Venezuelan free speech activist and leader of the SOS Venezuela movement Rodrigo Diamanti was detained by national security forces at Caracas’ international airport last week when he attempted to leave country. He was released on probation two days later. The offices of Diamanti’s NGO “Un Mundo Sin Mordaza (“A World Without Gag Orders”) were raided by security officials a week prior to his arrest.

Eight young democracy advocates in Azerbaijan were sentenced by the country’s Court on Grave Crimes to prison, for crimes ranging from hooliganism to illegal possession of firearms. Each of them was initially arrested in connection with a series of protests organized online, but in September 2013, they were handed new charges connecting them with organizing mass riots and violence. It is widely believed that the charges were fabricated by officials and that the sentences were motivated entirely by political interests.

Netizen Activism: African bloggers organize tweetathon for detained Ethiopians

Nigerian bloggers Blossom Nnodim and Nwachukwu Egbunike, along with Global Voices editor Ndesanjo Macha from Tanzania will run an Africa-wide tweetathon on Wednesday, May 14 (from 1-4pm GMT) calling for the release of the nine bloggers and journalists currently being detained in Ethiopia. Four of the bloggers are members of the Global Voices community.

Beza Tesfaye writes a powerful guest post for Global Voices Advocacy about the arrest of nine Ethiopian bloggers and journalists on April 25 and 26, noting “the threat embodied in Ethiopia’s bloggers, journalists and free thinkers is that they are introducing a radical new idea – the idea of a freer, more democratic country…this idea, made even more infectious by the imprisonment of the bloggers and journalists, continues to spread in their absence.”

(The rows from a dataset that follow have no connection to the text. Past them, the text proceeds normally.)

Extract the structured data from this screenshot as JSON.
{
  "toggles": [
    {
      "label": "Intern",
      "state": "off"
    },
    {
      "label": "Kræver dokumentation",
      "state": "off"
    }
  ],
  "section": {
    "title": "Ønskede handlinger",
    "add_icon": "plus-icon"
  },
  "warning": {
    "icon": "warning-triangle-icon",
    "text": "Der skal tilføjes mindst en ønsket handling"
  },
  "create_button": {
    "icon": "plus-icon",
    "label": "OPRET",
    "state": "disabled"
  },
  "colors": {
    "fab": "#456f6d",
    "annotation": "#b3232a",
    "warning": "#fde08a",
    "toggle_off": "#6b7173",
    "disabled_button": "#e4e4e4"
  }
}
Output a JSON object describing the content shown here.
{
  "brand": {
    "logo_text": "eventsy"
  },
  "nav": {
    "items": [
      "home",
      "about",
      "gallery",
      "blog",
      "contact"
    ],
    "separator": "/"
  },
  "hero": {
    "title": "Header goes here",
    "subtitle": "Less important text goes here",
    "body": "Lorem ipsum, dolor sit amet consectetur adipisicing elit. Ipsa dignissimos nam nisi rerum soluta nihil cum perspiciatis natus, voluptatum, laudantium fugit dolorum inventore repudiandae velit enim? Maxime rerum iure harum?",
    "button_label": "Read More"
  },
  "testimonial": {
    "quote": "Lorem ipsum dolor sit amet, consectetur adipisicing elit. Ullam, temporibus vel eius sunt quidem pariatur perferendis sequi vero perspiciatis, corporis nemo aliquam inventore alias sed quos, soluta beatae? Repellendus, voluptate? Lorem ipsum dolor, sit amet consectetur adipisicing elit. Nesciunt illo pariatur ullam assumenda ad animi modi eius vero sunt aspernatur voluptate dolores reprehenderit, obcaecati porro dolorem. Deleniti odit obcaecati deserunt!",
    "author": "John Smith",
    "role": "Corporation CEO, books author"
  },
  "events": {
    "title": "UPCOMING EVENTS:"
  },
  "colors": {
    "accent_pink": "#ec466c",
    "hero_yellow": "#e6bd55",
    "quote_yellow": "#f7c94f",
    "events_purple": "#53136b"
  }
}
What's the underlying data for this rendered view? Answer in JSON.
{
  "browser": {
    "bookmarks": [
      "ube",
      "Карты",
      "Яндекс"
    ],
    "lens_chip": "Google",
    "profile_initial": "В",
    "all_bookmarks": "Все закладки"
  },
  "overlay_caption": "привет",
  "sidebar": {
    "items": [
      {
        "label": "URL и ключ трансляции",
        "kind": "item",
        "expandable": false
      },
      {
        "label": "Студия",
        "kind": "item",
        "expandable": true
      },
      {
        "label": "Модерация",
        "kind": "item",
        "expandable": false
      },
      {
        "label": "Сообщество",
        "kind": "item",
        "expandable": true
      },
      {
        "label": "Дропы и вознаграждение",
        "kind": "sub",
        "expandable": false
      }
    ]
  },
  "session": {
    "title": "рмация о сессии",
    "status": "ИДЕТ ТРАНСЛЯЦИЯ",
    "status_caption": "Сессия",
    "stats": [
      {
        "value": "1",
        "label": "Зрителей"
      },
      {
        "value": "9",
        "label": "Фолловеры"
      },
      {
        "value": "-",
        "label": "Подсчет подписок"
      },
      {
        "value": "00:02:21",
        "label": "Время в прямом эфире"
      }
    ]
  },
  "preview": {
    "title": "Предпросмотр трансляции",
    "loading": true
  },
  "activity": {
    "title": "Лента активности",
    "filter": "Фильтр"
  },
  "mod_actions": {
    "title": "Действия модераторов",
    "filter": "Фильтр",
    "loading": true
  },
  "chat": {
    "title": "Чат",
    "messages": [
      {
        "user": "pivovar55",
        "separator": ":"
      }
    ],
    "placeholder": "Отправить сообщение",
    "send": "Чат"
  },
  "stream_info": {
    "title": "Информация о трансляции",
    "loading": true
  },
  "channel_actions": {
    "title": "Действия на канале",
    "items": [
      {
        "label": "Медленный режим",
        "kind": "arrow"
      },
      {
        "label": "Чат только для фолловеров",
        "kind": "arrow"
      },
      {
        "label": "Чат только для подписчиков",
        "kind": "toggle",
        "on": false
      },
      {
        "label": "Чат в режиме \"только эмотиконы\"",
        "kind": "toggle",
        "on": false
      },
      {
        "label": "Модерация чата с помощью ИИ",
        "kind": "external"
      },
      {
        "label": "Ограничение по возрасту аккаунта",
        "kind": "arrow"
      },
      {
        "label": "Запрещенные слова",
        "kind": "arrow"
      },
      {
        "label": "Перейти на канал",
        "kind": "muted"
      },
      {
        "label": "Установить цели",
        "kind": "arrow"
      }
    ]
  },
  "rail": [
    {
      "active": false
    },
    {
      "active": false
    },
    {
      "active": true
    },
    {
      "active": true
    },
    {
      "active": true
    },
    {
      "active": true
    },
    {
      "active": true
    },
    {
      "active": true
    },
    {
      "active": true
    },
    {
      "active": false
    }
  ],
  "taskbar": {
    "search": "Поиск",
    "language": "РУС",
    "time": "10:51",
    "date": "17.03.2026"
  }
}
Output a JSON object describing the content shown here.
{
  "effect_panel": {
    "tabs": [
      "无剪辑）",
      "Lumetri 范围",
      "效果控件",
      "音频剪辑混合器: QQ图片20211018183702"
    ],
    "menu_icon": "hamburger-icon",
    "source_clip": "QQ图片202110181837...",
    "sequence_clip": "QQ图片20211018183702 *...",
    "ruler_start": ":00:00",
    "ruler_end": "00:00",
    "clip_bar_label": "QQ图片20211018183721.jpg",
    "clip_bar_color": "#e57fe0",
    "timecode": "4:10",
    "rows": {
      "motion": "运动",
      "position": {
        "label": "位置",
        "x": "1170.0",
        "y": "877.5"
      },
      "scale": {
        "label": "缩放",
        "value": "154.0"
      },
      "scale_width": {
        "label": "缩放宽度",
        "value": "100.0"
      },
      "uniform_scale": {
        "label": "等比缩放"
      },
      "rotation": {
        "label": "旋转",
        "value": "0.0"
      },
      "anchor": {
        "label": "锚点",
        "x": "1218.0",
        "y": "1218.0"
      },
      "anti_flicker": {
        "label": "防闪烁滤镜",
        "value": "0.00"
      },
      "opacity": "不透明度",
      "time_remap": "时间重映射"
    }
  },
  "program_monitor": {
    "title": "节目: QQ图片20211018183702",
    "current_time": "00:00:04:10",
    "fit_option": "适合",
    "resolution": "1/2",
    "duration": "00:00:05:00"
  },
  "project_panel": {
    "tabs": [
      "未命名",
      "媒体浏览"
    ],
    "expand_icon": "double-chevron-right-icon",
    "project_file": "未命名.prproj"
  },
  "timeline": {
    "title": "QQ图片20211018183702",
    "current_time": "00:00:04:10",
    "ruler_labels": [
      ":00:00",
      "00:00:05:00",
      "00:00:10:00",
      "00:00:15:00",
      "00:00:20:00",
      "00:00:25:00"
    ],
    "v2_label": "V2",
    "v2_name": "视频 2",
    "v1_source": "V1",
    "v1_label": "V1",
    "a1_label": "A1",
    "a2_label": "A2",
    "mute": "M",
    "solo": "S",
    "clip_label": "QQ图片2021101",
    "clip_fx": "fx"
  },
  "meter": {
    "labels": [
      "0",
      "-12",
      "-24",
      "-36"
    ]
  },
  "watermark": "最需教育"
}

Free Expression: YouTube back on in Pakistan?

The High Court of Lahore stated on May 13 that YouTube must be unblocked in Pakistan, in response to a challenge lodged by Pakistani NGO Bytes for All. The decision comes 20 months after the site was blocked by the government in response to the controversial “Innocence of Muslims” film trailer. The High Court’s decision does not mean that YouTube will be accessible immediately—the plaintiff must now initiate a new request before the Supreme Court. But the decision is step in the right direction.

Privacy: Careful what you snap!

Mobile messaging app Snapchat reached a settlement this week with the US Federal Trade Commission over allegations that it misrepresented how easy it was to save messages from the service, which advertises itself on the basis that photos and videos on the platform vanish without a trace. The settlement may set a precedent for other services that make similar promises about security and anonymity to their users by introducing fines if they violate users privacy, according to the New York Times.

Internet Governance: The FCC's uninspiring response on net neutrality

After initially saying it would propose rules allowing content companies (like Netflix or Google) to pay Internet service providers (like Comcast or Verizon) to speed the delivery of their content online, the US Federal Communications Commission appears poised to provide more scrutiny on these types of deals, while “sticking to the same basic approach,” whatever that means. Rather than establish net neutrality as policy, the FCC seems prepared to take a good cop/bad cop approach to managing telecom firms, promising to punish them if they abuse their new privileges. To experts, this looks more like an attempt to appease Internet companies like Google and Facebook than an actual change of plans.

Internet Insecurity: Researchers find bugs in Estonia’s Internet voting system

A team of researchers at the University of Michigan found what it called “major risks” in Estonia’s Internet voting system, and has urged the country to immediately freeze the system due to the vulnerabilities. According to the group, which was officially accredited to observe the system during municipal elections in October 2013, there are problems in the operational security, transparency measures and software design putting the system at risk. They note that Estonia is the only country in the world that relies on Internet voting “in a significant way” for its national elections, and plans to use the system for European Parliamentary Elections this month.